Petrobras elimina parte de su línea gerencial en la Argentina

La empresa redujo de seis a cuatro sus direcciones y se deshizo de una decena de gerencias. Es para optimizar costos en medio de un plan para aumentar ganancias
Petrobras Energía, la tercera petrolera de la Argentina, puso en marcha un plan de reorganización de su estructura en el país para optimizar costos, según la explicación que circula por los pasillos de Maipú 1, el edificio que hoy ocupa la empresa y heredó tras la compra de Pecom Energía, de la familia Perez Companc, en 2003.

La reorganización consiste en la eliminación de dos direcciones, de manera que sólo habrá cuatro sillones ocupados en las reuniones de Directorio que conduce Decio Odone, timonel de la empresa en el país.

En el mismo movimiento se redujeron aproximadamente una decena de gerencias, si bien la empresa no aportó especificaciones.

"El directorio ha aprobado una nueva organización funcional con vigencia a partir del 1º de septiembre de 2009", explica un elíptico comunicado enviado ayer a la Bolsa por la compañía.

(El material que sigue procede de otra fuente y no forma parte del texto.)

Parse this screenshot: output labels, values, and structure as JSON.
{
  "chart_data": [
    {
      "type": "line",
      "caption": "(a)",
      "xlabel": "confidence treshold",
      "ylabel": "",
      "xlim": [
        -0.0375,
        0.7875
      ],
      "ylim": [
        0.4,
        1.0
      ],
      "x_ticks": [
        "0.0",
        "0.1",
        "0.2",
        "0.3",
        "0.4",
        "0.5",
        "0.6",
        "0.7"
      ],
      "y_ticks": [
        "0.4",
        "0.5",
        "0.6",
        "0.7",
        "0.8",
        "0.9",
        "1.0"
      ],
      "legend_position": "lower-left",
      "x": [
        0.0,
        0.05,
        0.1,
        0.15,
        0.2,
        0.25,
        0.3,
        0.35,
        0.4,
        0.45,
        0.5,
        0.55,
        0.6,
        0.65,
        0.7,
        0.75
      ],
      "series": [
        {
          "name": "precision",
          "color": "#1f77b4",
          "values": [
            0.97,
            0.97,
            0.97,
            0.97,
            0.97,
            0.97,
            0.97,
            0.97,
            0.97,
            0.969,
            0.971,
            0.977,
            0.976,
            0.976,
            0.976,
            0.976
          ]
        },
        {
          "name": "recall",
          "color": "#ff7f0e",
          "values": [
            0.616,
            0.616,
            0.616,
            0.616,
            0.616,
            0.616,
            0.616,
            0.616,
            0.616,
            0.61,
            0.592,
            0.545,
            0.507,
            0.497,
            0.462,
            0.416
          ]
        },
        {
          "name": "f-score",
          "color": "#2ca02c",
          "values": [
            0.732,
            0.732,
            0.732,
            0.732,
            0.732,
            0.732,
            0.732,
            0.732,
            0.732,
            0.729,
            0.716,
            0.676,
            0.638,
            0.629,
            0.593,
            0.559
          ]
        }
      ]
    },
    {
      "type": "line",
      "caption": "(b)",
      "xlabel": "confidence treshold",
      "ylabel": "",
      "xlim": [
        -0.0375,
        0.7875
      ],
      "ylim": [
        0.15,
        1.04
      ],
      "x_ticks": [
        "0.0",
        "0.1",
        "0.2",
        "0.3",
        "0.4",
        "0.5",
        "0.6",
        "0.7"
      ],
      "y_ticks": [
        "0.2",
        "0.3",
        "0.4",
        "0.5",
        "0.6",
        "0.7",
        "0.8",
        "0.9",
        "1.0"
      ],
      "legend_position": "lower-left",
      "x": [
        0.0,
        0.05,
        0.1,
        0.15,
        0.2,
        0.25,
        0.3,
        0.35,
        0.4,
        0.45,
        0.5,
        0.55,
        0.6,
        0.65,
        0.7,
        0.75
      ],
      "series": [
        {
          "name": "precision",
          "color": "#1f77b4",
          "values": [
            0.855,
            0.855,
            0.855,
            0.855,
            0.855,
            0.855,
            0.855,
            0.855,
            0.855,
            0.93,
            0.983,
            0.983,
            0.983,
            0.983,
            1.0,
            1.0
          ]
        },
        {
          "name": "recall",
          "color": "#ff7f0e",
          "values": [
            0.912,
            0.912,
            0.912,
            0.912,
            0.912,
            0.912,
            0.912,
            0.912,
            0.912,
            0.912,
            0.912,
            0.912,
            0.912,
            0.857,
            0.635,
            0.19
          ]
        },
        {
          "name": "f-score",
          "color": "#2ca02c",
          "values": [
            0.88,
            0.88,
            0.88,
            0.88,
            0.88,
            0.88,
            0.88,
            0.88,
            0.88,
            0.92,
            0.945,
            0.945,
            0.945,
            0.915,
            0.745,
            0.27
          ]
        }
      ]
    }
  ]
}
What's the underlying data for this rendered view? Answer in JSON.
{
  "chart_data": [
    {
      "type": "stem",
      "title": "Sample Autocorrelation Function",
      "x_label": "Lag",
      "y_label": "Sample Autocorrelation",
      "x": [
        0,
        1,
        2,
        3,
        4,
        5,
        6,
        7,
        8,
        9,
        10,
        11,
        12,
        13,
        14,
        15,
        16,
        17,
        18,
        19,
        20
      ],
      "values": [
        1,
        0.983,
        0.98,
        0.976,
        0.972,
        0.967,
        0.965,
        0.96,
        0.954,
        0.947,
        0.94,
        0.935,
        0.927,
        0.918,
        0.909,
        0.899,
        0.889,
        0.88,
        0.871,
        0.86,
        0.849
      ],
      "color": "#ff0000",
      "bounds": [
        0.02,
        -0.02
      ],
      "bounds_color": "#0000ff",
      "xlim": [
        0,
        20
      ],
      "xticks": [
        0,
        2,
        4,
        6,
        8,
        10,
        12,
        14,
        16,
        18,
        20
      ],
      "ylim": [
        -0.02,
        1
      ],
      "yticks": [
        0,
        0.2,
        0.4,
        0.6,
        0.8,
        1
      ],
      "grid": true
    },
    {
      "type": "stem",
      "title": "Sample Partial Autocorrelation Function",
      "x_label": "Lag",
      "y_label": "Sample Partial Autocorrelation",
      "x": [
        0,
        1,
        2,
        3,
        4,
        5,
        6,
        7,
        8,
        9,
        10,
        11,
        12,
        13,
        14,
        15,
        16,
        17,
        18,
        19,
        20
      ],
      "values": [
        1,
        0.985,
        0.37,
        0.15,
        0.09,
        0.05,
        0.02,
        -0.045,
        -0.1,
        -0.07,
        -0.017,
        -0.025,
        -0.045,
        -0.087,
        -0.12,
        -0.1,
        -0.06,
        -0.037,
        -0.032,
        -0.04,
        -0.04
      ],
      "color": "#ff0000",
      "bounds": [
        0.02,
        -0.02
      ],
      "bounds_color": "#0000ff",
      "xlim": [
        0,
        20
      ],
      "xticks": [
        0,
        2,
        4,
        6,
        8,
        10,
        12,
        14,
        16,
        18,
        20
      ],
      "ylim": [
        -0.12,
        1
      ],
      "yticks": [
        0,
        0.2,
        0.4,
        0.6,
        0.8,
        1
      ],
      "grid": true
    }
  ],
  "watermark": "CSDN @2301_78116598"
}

De acuerdo con la carta, subsistirán las direcciones de Exploración y Producción, encargada de la búsqueda y extracción de petróleo y gas, el negocio base de la compañía; la Comercial –relacionada con el manejo de su red de más de 500 estaciones de servicio y las ventas de productos en general–; y la de Administración y Finanzas.

Además, se crea una dirección Industrial, que reunirá a actividades que antes estaban distribuidas en otros estamentos de la empresa.

Las sacrificadas son las direcciones de Servicios, que formará parte de Administración y Finanzas, y de Gas y Electricidad, que bajará al rango de gerencia.

En línea con los actuales resultados económicos, la compañía brasileña parece inmersa en un proceso de reestructuración desde finales de 2007. En aquella ocasión, lanzó un proceso de reducción de personal con vistas a bajar en 10% su plantilla, que superaba los 4.000 empleados.

En abril, la filial local de la brasileña le vendió a la casa matriz su negocio en Perú, que le permitió embolsar u$s 619,4 millones que destinará a "potenciar la capacidad de focalizar la inversión de la compañía en la Argentina y fortalecer la situación financiera de corto y mediano plazo", según informó en aquella oportunidad.

Así, llevó a $ 969 millones sus ganancias en los primeros seis meses del año, un 85% por encima de los $ 523 millones del mismo período de 2008.

Entre los mayores problemas que enfrente la empresa –que también tiene negocios en Bolivia, Venezuela y Ecuador– figuran la caída en el precio internacional del crudo desde octubre del año pasado, que trajo aparejada una baja en los valores de sus principales productos, y el retraso de los precios de los combustibles en el país.

Por otra parte, también sufre la caída en su producción de gas y petróleo durante los últimos años, debido a la madurez de los yacimientos que opera en el país.